R: How is the preparation for the new share issuance reform?
A: Based on further improvement of the inquiry system, the reform of the new share issuance mechanism, consisting of few contents but covering wide scope, needs to take a lot of factors into consideration. The smooth progression of the reform requires not only the careful organization and disposition of the regulatory authorities, but also the unified understanding and active cooperation of market participants. So far, we are actively implementing various reform requirements and steadily conduct all tasks.
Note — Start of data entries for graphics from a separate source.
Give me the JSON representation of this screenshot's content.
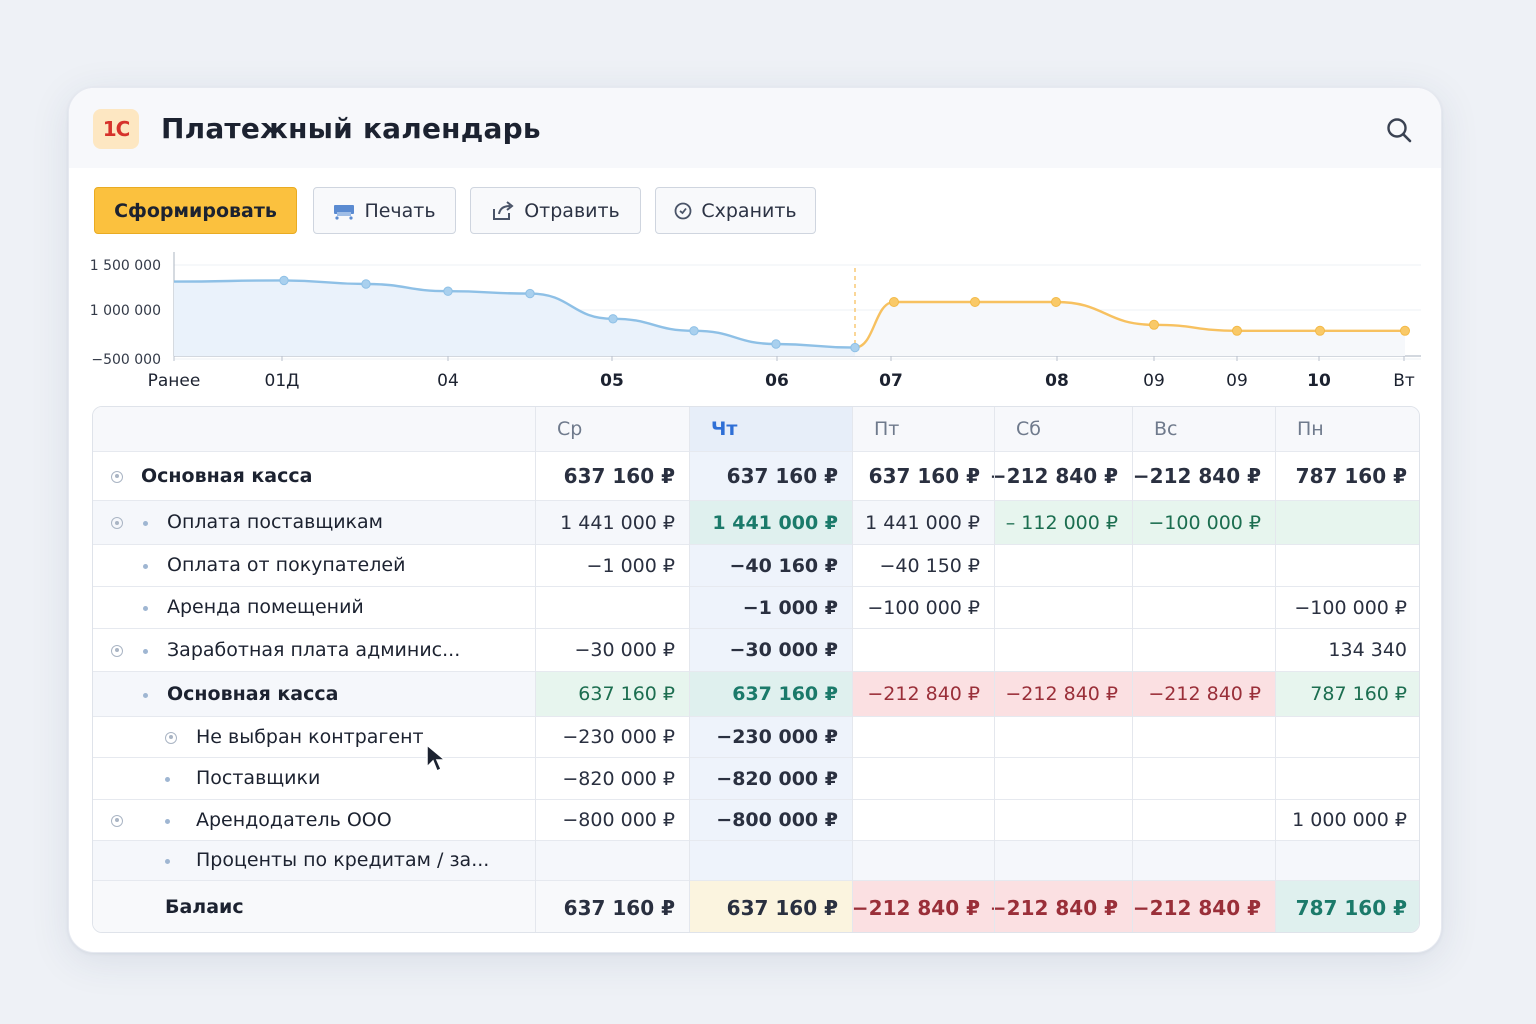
{
  "app": {
    "logo": "1С",
    "title": "Платежный календарь"
  },
  "toolbar": {
    "generate": "Сформировать",
    "print": "Печать",
    "send": "Отравить",
    "save": "Схранить"
  },
  "chart_data": {
    "type": "line",
    "y_ticks": [
      "1 500 000",
      "1 000 000",
      "−500 000"
    ],
    "x_ticks": [
      "Ранее",
      "01Д",
      "04",
      "05",
      "06",
      "07",
      "08",
      "09",
      "09",
      "10",
      "Вт"
    ],
    "series": [
      {
        "values": [
          1370000,
          1380000,
          1350000,
          1290000,
          1270000,
          1060000,
          960000,
          850000,
          820000
        ]
      },
      {
        "values": [
          820000,
          1200000,
          1200000,
          1200000,
          1010000,
          960000,
          960000,
          960000
        ]
      }
    ],
    "colors": {
      "past": "#8ec0e6",
      "forecast": "#f7c160"
    }
  },
  "table": {
    "columns": [
      "Ср",
      "Чт",
      "Пт",
      "Сб",
      "Вс",
      "Пн"
    ],
    "rows": [
      {
        "label": "Основная касса",
        "values": [
          "637 160 ₽",
          "637 160 ₽",
          "637 160 ₽",
          "−212 840 ₽",
          "−212 840 ₽",
          "787 160 ₽"
        ]
      },
      {
        "label": "Оплата поставщикам",
        "values": [
          "1 441 000 ₽",
          "1 441 000 ₽",
          "1 441 000 ₽",
          "– 112 000 ₽",
          "−100 000 ₽",
          ""
        ]
      },
      {
        "label": "Оплата от покупателей",
        "values": [
          "−1 000 ₽",
          "−40 160 ₽",
          "−40 150 ₽",
          "",
          "",
          ""
        ]
      },
      {
        "label": "Аренда помещений",
        "values": [
          "",
          "−1 000 ₽",
          "−100 000 ₽",
          "",
          "",
          "−100 000 ₽"
        ]
      },
      {
        "label": "Заработная плата админис...",
        "values": [
          "−30 000 ₽",
          "−30 000 ₽",
          "",
          "",
          "",
          "134 340"
        ]
      },
      {
        "label": "Основная касса",
        "values": [
          "637 160 ₽",
          "637 160 ₽",
          "−212 840 ₽",
          "−212 840 ₽",
          "−212 840 ₽",
          "787 160 ₽"
        ]
      },
      {
        "label": "Не выбран контрагент",
        "values": [
          "−230 000 ₽",
          "−230 000 ₽",
          "",
          "",
          "",
          ""
        ]
      },
      {
        "label": "Поставщики",
        "values": [
          "−820 000 ₽",
          "−820 000 ₽",
          "",
          "",
          "",
          ""
        ]
      },
      {
        "label": "Арендодатель ООО",
        "values": [
          "−800 000 ₽",
          "−800 000 ₽",
          "",
          "",
          "",
          "1 000 000 ₽"
        ]
      },
      {
        "label": "Проценты по кредитам / за...",
        "values": [
          "",
          "",
          "",
          "",
          "",
          ""
        ]
      },
      {
        "label": "Балаис",
        "values": [
          "637 160 ₽",
          "637 160 ₽",
          "−212 840 ₽",
          "−212 840 ₽",
          "−212 840 ₽",
          "787 160 ₽"
        ]
      }
    ]
  }
}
The CSRC has thoroughly discussed with units including the Shanghai Stock Exchange, the Shenzhen Stock Exchange, the depository and clearing companies and the securities associations regarding the adjustment of such technical systems as the offline electronic subscription platform and the depository and clearing platform as well as the formulation of relevant operational rules. All relevant units are pressing on with the technical preparations such as the system adjustment and the rule formulation. We have also organized the underwriters’ meeting recently to discuss the “Guidance Opinions” to promote the underwriters to correctly understand various reform requirements, fulfill their responsibilities in an all-around way and provide professional services. Generally speaking, various tasks are in orderly and smooth progress.
R: What are the expectations for the market effect of the issuance system reform?
A: The general goal of the reform is to optimize the price discovery function by improving the market-oriented pricing mechanism; to push the buyer (investors) to strengthen the restraint over the seller (issuers) and continuously enhance the restraint power of the buyer; to value the participation intents of small and medium investors and properly lift the lot-winning proportion.
We think that these goals, not difficult and attainable, will promote the stock market in a positive way in the long-run. But in recent period, the issuance of the first stock or a few stocks after the adoption of the new system may not bring about satisfactory results to various parties but lead to inconsistent opinions. For example, the unsound market restraint system and the weak restraining power of the buyers may result in the excessively high issuance price, so the price on the first day of listing might be lower than the issuance price. Another possibility is the spread between the primary market and the secondary market is still relatively high on the first day of listing due to the over speculation on the secondary market. All this may raise doubts about the effect of the reform and bring risks to the issuers, investors and underwriters, which should be paid attention to and dealt with by various participants. It is understandable to have relatively great differences at the beginning of the reform, which will be gradually stabilized after a period of time, and the participants should be confident about it.
The reform and the fostering of the mechanism is a gradual process, which can not be done at one time. It requires earnest and prudent participation of various market participants. By fulfilling the responsibilities and protecting their interests, market participants should implement various arrangements for greater improvement in the market-oriented process of the new share issuance system.